Nan's heart missed a beat. It was Peter—she was sure of it—Peter, who had come back to her! In the long watches of the night he had found out that they could not part . . . not like this . . . never to see each other any more! It was madness. And he had come to tell her so. The agony of the interminable night had been his as well as hers.

"Did he give any name?" Her violet eyes were almost black with excitement.

"No, miss. He is in the sitting-room."

Slowly Nan made her way across the hall, one hand pressed against her breast to still the painful throbbing of her heart. Outside the room she hesitated a moment; then, with a quick indrawing of her breath, she opened the door and went in.

"Roger!"

She shrank back and stood gazing at him dumbly, silent with the shock of sudden and undreamed-of disappointment. She had been so sure, so sure that it was Peter! And yet, jerked suddenly back to the reality of things, she almost smiled at her own certainty. Peter was too strong a man to renounce and then retract his renunciation twenty-four hours later.

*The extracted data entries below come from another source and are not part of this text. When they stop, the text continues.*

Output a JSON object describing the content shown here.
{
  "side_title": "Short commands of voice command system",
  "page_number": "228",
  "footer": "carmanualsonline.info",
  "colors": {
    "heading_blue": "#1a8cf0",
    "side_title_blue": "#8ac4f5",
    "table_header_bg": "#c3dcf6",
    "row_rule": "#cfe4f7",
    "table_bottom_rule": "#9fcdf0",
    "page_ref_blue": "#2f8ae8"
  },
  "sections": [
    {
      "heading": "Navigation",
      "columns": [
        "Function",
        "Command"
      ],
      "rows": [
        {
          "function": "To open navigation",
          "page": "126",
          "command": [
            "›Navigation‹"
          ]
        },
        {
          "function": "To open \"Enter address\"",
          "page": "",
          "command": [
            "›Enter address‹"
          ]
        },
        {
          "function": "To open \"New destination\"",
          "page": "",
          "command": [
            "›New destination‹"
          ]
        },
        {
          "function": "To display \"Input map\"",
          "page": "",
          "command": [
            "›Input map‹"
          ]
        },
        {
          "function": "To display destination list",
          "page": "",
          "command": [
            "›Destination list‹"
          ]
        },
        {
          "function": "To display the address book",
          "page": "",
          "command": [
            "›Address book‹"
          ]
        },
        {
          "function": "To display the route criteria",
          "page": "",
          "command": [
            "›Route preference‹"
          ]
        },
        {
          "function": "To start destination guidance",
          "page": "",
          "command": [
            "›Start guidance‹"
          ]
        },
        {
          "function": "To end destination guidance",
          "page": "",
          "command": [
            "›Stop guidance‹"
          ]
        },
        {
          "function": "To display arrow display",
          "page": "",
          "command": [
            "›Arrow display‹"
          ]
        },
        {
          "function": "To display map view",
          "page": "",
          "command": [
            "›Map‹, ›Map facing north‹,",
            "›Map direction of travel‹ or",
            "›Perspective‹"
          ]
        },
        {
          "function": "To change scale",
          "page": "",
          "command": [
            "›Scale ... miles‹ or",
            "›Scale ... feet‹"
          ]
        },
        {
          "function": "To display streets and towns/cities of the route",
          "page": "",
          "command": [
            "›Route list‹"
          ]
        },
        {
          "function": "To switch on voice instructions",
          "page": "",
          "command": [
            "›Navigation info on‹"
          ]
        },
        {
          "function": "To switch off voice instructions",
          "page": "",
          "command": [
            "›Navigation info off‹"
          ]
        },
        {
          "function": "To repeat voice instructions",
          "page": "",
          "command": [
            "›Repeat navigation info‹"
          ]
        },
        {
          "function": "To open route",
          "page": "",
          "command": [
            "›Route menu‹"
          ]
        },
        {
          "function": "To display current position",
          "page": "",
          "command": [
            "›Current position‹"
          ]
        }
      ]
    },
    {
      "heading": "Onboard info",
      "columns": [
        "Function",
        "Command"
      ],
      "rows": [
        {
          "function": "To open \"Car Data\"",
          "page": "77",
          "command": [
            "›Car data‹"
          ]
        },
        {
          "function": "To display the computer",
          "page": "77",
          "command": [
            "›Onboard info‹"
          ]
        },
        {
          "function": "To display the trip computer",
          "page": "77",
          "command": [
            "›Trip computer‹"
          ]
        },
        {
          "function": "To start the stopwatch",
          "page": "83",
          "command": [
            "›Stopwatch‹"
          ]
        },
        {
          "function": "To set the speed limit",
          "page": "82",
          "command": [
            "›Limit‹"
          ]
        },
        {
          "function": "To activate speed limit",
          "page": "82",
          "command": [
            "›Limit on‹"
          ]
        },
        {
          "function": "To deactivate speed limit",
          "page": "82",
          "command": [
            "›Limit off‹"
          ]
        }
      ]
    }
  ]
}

Trenby, who had been standing staring into the fire, turned at the sound of her entrance. He looked dog-tired, and his eyes were sunken as though sleep had not visited them recently. At the sight of her a momentary expression of what seemed to be unutterable relief flashed across his face, then vanished, leaving him with bent brows and his under-jaw thrust out a little.

"Roger!" repeated Nan in astonishment.

"Yes," he replied gruffly. "Are you surprised to see me?"

"Certainly I am. Why have you come? Why have you followed me here?"